On Wednesday, Gov. Brian Kemp called lawmakers into special session on June 17 to address a looming vote-counting deadline after a law passed two years ago banned QR codes from official counts after July 1 of this year.
With Secretary of State Brad Raffensperger stepping down to run for governor, the race to replace him has become a battleground over Georgia's 2020 election, as some Republican candidates have begun endorsing distortions similar to those Trump promoted six years ago.
Gabriel Sterling, Raffensperger's former top aide, stands alone among Republicans defending Georgia's 2020 election results, saying at an Atlanta Press Club debate the state has the best and safest elections in America; Vernon Jones, a former Democrat turned Trump supporter, said "I believe there were many irregularities" and "I stand with those who believe there was election fraud."

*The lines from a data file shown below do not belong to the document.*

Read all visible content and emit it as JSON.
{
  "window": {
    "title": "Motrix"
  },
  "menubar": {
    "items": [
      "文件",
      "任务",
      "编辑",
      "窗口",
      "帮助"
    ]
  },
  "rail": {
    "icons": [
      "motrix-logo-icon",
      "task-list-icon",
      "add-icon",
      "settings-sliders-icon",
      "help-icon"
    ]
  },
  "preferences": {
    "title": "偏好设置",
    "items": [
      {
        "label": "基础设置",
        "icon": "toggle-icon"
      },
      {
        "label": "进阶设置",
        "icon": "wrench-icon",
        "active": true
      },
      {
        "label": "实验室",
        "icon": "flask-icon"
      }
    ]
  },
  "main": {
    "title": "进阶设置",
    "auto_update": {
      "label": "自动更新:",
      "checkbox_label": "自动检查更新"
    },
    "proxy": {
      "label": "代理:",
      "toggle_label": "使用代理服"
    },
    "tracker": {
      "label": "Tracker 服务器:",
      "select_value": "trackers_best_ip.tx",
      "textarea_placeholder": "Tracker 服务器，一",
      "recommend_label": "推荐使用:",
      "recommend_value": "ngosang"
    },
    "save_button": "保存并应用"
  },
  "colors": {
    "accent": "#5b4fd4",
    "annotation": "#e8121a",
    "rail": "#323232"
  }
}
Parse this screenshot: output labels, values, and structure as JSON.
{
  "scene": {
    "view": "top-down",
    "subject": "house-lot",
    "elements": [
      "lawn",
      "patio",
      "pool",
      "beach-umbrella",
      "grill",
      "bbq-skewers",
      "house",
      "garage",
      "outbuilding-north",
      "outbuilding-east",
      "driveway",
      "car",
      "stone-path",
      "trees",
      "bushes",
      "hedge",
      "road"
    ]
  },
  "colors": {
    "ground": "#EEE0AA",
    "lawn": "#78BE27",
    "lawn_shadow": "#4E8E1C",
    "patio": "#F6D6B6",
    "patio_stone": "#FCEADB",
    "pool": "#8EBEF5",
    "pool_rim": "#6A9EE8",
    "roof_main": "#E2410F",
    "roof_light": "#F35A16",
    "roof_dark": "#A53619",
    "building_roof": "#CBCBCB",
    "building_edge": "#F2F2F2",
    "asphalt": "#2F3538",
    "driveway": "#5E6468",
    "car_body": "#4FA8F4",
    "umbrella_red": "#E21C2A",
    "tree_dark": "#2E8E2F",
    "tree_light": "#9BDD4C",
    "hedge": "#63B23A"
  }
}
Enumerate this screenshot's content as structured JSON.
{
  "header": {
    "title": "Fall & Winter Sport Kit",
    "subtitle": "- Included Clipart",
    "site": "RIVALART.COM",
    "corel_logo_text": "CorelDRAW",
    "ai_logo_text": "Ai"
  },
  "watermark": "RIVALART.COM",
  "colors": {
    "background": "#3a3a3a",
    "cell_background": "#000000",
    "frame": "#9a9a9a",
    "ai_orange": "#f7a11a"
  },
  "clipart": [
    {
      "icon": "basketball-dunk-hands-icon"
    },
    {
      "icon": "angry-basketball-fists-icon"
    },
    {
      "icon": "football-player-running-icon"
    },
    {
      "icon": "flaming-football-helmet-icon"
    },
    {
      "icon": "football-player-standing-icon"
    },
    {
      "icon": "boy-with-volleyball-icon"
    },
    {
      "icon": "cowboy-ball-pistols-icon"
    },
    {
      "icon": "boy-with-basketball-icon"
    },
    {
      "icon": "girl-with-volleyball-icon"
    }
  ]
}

Lawmakers' failure to agree on an alternative vote-counting method has created uncertainty and potential lawsuits over Georgia elections, while Sterling insisted he is best positioned to beat a Democrat in the fall by defending the state's election laws against attacks from Stacey Abrams and Joe Biden's Justice Department.
Implementation of a new voting system by 2028 will fall to the next secretary of state, as critics including Jones and King push for hand-marked paper ballots to replace touch-screen machines—a shift supported by many Republicans across Georgia.